Carioli disagreed with the premise of the question, saying that Boston's alt-culture continues to have a strong activist base and a thriving underground music scene. He praised public radio and scrappy publications like Dig Boston which to provide a space for non-mainstream voices, despite the terrible economic climate for the industry.

And, despite the fact that he recently took a job as the executive editor of Boston Magazine, Carioli will forever miss the outlet that launched his career. "There was no greater place on earth to learn your craft," he said. "That sort of apprenticeship…. where people tell you what to read and what to listen to…really helped me become the critic that I am today."

Questions and Answers

An audience member suggested that its transition at the end from newsprint to glossy magazine signaled the death of The Phoenix, as it became more of a "yuppie" publication. Portland and Providence versions of The Phoenix continue to run in their original format and are doing well even today. Why is that?

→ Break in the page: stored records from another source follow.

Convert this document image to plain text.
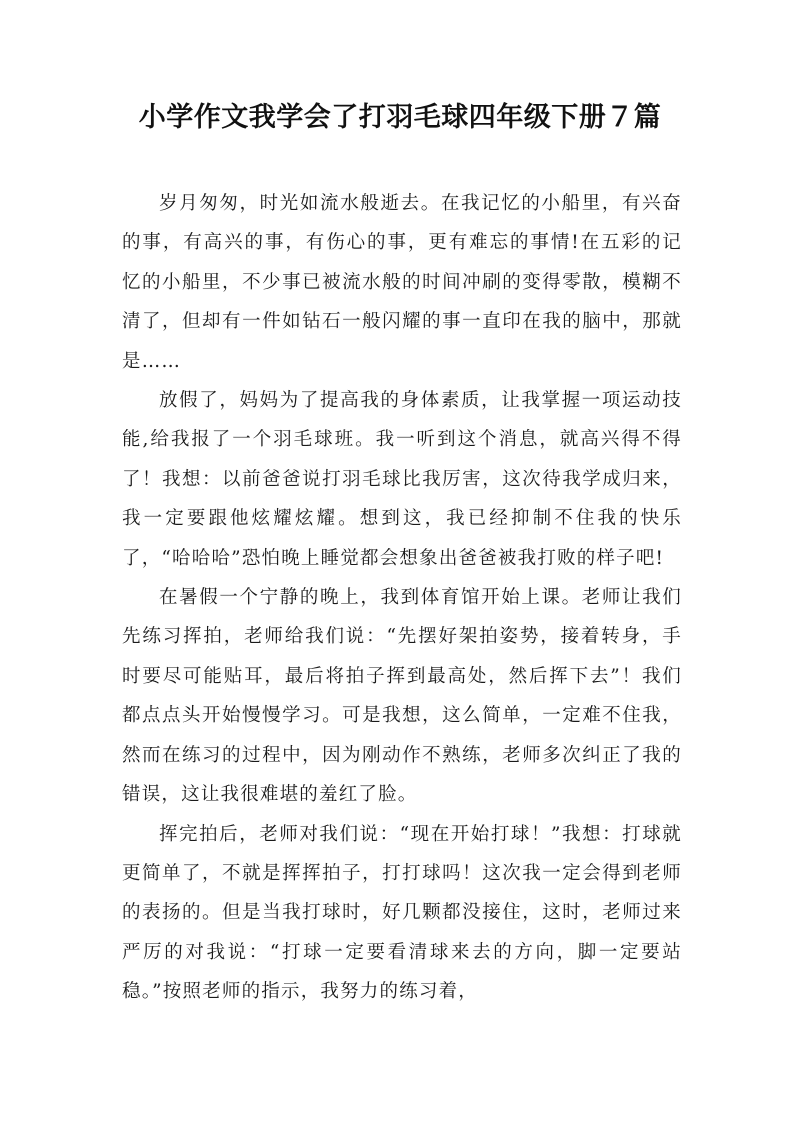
小学作文我学会了打羽毛球四年级下册７篇

岁月匆匆，时光如流水般逝去。在我记忆的小船里，有兴奋的事，有高兴的事，有伤心的事，更有难忘的事情!在五彩的记忆的小船里，不少事已被流水般的时间冲刷的变得零散，模糊不清了，但却有一件如钻石一般闪耀的事一直印在我的脑中，那就是……

放假了，妈妈为了提高我的身体素质，让我掌握一项运动技能,给我报了一个羽毛球班。我一听到这个消息，就高兴得不得了！我想：以前爸爸说打羽毛球比我厉害，这次待我学成归来，我一定要跟他炫耀炫耀。想到这，我已经抑制不住我的快乐了，“哈哈哈”恐怕晚上睡觉都会想象出爸爸被我打败的样子吧!

在暑假一个宁静的晚上，我到体育馆开始上课。老师让我们先练习挥拍，老师给我们说：“先摆好架拍姿势，接着转身，手时要尽可能贴耳，最后将拍子挥到最高处，然后挥下去”！我们都点点头开始慢慢学习。可是我想，这么简单，一定难不住我，然而在练习的过程中，因为刚动作不熟练，老师多次纠正了我的错误，这让我很难堪的羞红了脸。

挥完拍后，老师对我们说：“现在开始打球！”我想：打球就更简单了，不就是挥挥拍子，打打球吗！这次我一定会得到老师的表扬的。但是当我打球时，好几颗都没接住，这时，老师过来严厉的对我说：“打球一定要看清球来去的方向，脚一定要站稳。”按照老师的指示，我努力的练习着，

Alt-weeklies in smaller cities seem to have an easier time surviving than in big cities, said Carioli. There is less competition and less pressure to adhere to new advertising models in the context of a smaller community. "You see this trend in the south, you see it in Portland, and you see it in Providence," said Carioli.

Forum director David Thorburn asked the panelists to talk a bit more about the ways in which The Phoenix differed from The Boston Globe and other mainstream publications. One important difference, already mentioned by the panel, was The Phoenix's openness to popular culture. What other features made it truly alternative?

Pierce said The Phoenix's alt-quality was located in both its literary, New Journalism-inspired style and in the kind of stories covered. He cited George Kimball, Dave O'Brien, and Neil Miller, who covered the AIDS epidemic before any of the other major newspapers, as examples of writers who wrote pieces on edgy topics and in an edgy style that you would be hard-pressed to find in a major newspaper.

Diamant added that The Phoenix ethos encouraged writers to take the time they need for reporting and research and gave them "a lot of space to say what we wanted."

Rekha Murthy, a Comparative Media Studies alum now working in public radio, said she believed there was an audience for local, community-based media. She wondered if radio and the Internet are potential spaces where a Phoenix-like publication could live on.

Diamant replied that she's very excited about the potential of local media, and thinks that radio tailored to a specifically Boston audience, like WBUR, continues to play an important role in the life of the city. She also thinks that venues like WBUR are important as a source of minority voices.

Nothing has replaced The Phoenix, she said, but if its experimental and iconoclastic spirit does rise from the ashes, it will happen not in print but in cyberspace.